Do-it-yourself online investors may be succumbing to a bit of information overload from discount brokers.

In the latest J.D. Power & Associates ranking of discounters, released today, overall satisfaction averaged 752 on a 1,000-point scale among self-directed investors, down from 768 in 2012.

The study measured investor satisfaction with the interaction, account information, fees, account offerings, information resources and problem resolution they experience from their brokerage firms.

The drop in satisfaction comes as “investment firms struggle to find the right method and frequency of communicating with investors,” J.D. Power said in a news release.

Scottrade Inc. edged out Charles Schwab & Co. Inc. as the highest-ranked firm, scoring 810 this year versus 798 last year. Schwab scored 797, down from 801. The Vanguard Group Inc. was right behind Schwab at 795.

"There's not a massive gap" among the top firms, said Craig Martin, director of the wealth management practice at J.D. Power.

Scottrade did better on its fees-and-commissions ranking as well as the interaction it offers on its website and through mobile devices, he said.

Like last year, the Merrill Edge and Wells Trade online platforms came in last out of 11 firms, with scores of 730 and 722, respectively.

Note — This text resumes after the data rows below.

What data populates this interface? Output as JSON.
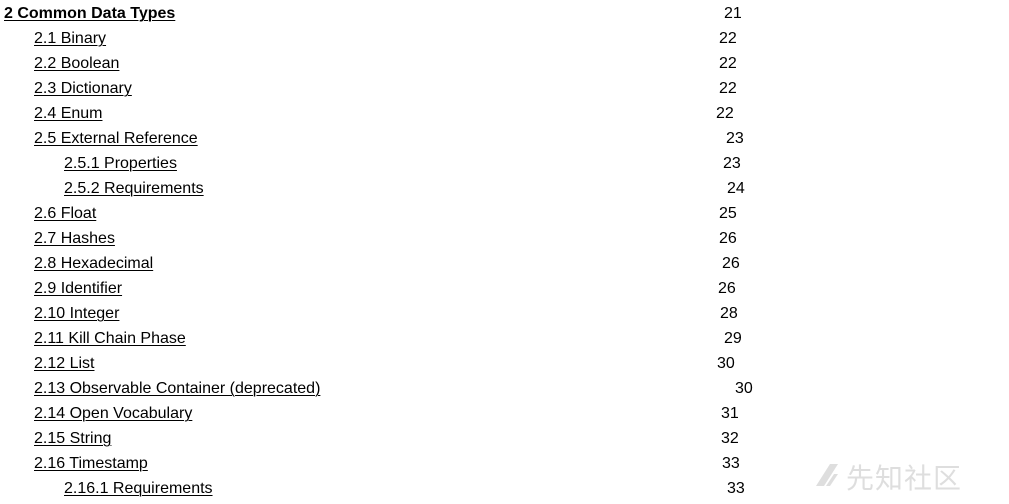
{
  "toc": {
    "items": [
      {
        "label": "2 Common Data Types",
        "page": "21"
      },
      {
        "label": "2.1 Binary",
        "page": "22"
      },
      {
        "label": "2.2 Boolean",
        "page": "22"
      },
      {
        "label": "2.3 Dictionary",
        "page": "22"
      },
      {
        "label": "2.4 Enum",
        "page": "22"
      },
      {
        "label": "2.5 External Reference",
        "page": "23"
      },
      {
        "label": "2.5.1 Properties",
        "page": "23"
      },
      {
        "label": "2.5.2 Requirements",
        "page": "24"
      },
      {
        "label": "2.6 Float",
        "page": "25"
      },
      {
        "label": "2.7 Hashes",
        "page": "26"
      },
      {
        "label": "2.8 Hexadecimal",
        "page": "26"
      },
      {
        "label": "2.9 Identifier",
        "page": "26"
      },
      {
        "label": "2.10 Integer",
        "page": "28"
      },
      {
        "label": "2.11 Kill Chain Phase",
        "page": "29"
      },
      {
        "label": "2.12 List",
        "page": "30"
      },
      {
        "label": "2.13 Observable Container (deprecated)",
        "page": "30"
      },
      {
        "label": "2.14 Open Vocabulary",
        "page": "31"
      },
      {
        "label": "2.15 String",
        "page": "32"
      },
      {
        "label": "2.16 Timestamp",
        "page": "33"
      },
      {
        "label": "2.16.1 Requirements",
        "page": "33"
      }
    ]
  },
  "watermark": {
    "text": "先知社区",
    "icon": "xianzhi-logo-icon"
  }
}
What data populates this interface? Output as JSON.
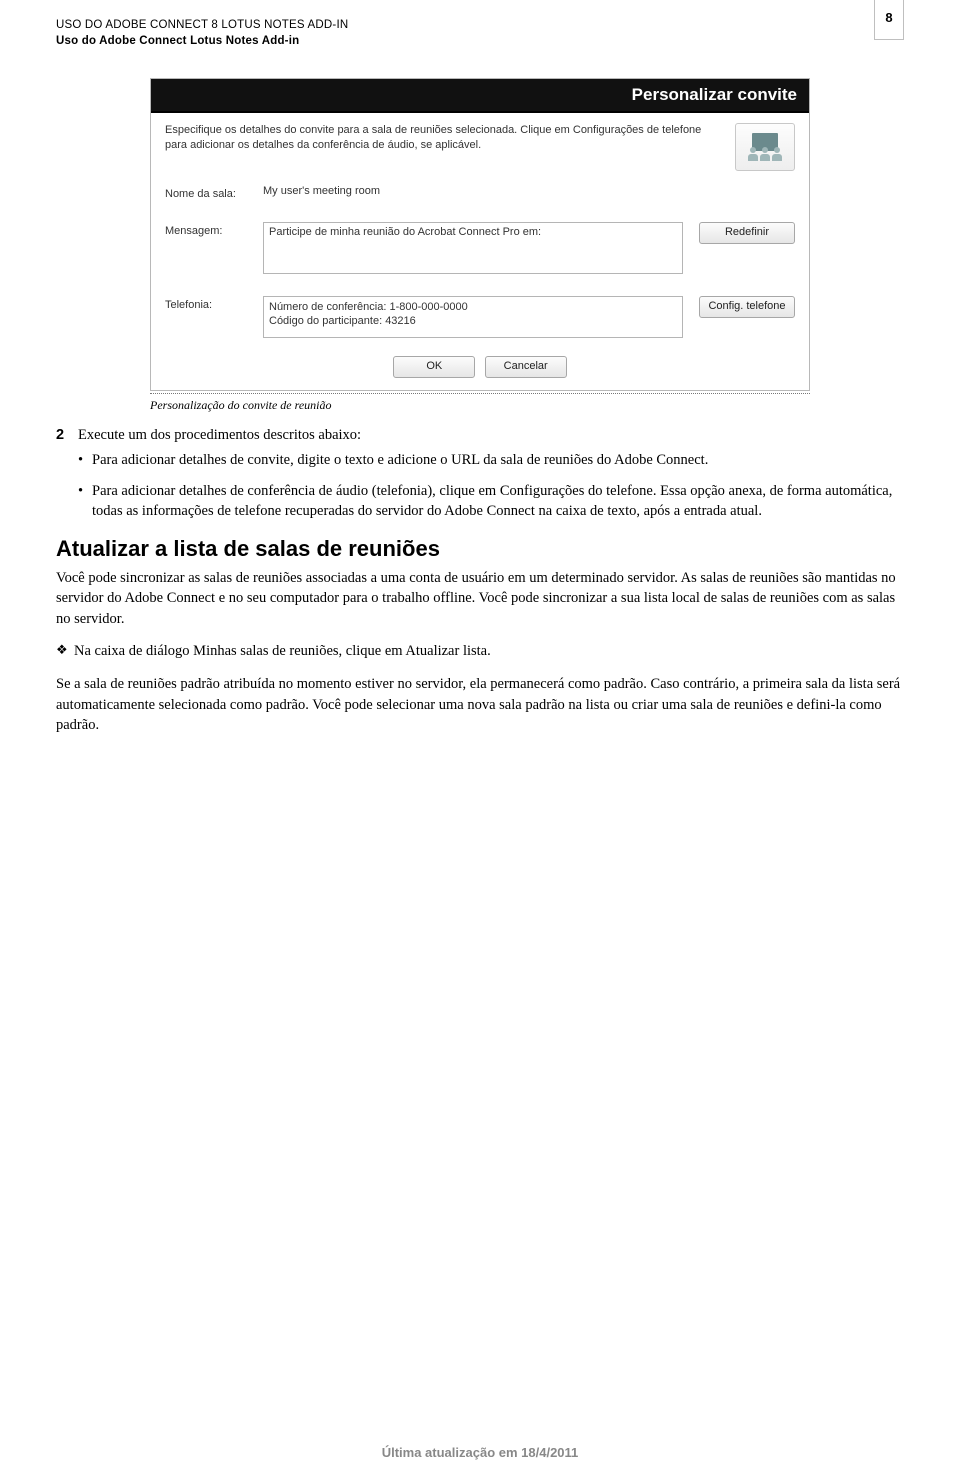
{
  "header": {
    "line1": "USO DO ADOBE CONNECT 8 LOTUS NOTES ADD-IN",
    "line2": "Uso do Adobe Connect Lotus Notes Add-in",
    "page_number": "8"
  },
  "dialog": {
    "title": "Personalizar convite",
    "description": "Especifique os detalhes do convite para a sala de reuniões selecionada. Clique em Configurações de telefone para adicionar os detalhes da conferência de áudio, se aplicável.",
    "room_label": "Nome da sala:",
    "room_value": "My user's meeting room",
    "message_label": "Mensagem:",
    "message_value": "Participe de minha reunião do Acrobat Connect Pro em:",
    "reset_button": "Redefinir",
    "tel_label": "Telefonia:",
    "tel_line1": "Número de conferência: 1-800-000-0000",
    "tel_line2": "Código do participante: 43216",
    "tel_config_button": "Config. telefone",
    "ok_button": "OK",
    "cancel_button": "Cancelar"
  },
  "caption": "Personalização do convite de reunião",
  "step": {
    "number": "2",
    "text": "Execute um dos procedimentos descritos abaixo:"
  },
  "bullets": [
    "Para adicionar detalhes de convite, digite o texto e adicione o URL da sala de reuniões do Adobe Connect.",
    "Para adicionar detalhes de conferência de áudio (telefonia), clique em Configurações do telefone. Essa opção anexa, de forma automática, todas as informações de telefone recuperadas do servidor do Adobe Connect na caixa de texto, após a entrada atual."
  ],
  "section_title": "Atualizar a lista de salas de reuniões",
  "p1": "Você pode sincronizar as salas de reuniões associadas a uma conta de usuário em um determinado servidor. As salas de reuniões são mantidas no servidor do Adobe Connect e no seu computador para o trabalho offline. Você pode sincronizar a sua lista local de salas de reuniões com as salas no servidor.",
  "diamond": "Na caixa de diálogo Minhas salas de reuniões, clique em Atualizar lista.",
  "p2": "Se a sala de reuniões padrão atribuída no momento estiver no servidor, ela permanecerá como padrão. Caso contrário, a primeira sala da lista será automaticamente selecionada como padrão. Você pode selecionar uma nova sala padrão na lista ou criar uma sala de reuniões e defini-la como padrão.",
  "footer": "Última atualização em 18/4/2011"
}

Both Merrill Lynch Pierce Fenner & Smith Inc. and Wells Fargo Advisors LLC, which support the platforms, could be more focused on the full service side, Mr. Martin said. But both firms have seen improved results from J.D. Power's survey of full-service firms, he added, “so they're not standing still.”

Top-rated discounters have a more personalized approach and are better at targeting their offerings to specific types of investors, Mr. Martin added. “That includes explaining fees and commissions so [investors] know what they're paying for, and making sure they understand what clients are looking for.”

J.D. Power said online brokers overall are offering more tools and information, but the additional capabilities “may actually make it more difficult to access the functions investors are seeking if a website is not easy to navigate and communication is not clear.”

Fewer investors this year said they had been contacted by their firm two or more times in the last year, or “completely” understood the fees they paid. Use or awareness of at least one financial planning tool also dropped.

Mr. Martin said the average self-directed investor, who may not trade much, seems confused by the wealth of trading tools and other services the discount firms provide for their most active traders.

"The top trading tier is very satisfied," he said. But "while making trades is one part of it, total assets is another component" discounters have to focus on.

The study was conducted in January and February, and was based on responses from 3,619 investors who make all of their own investment decisions.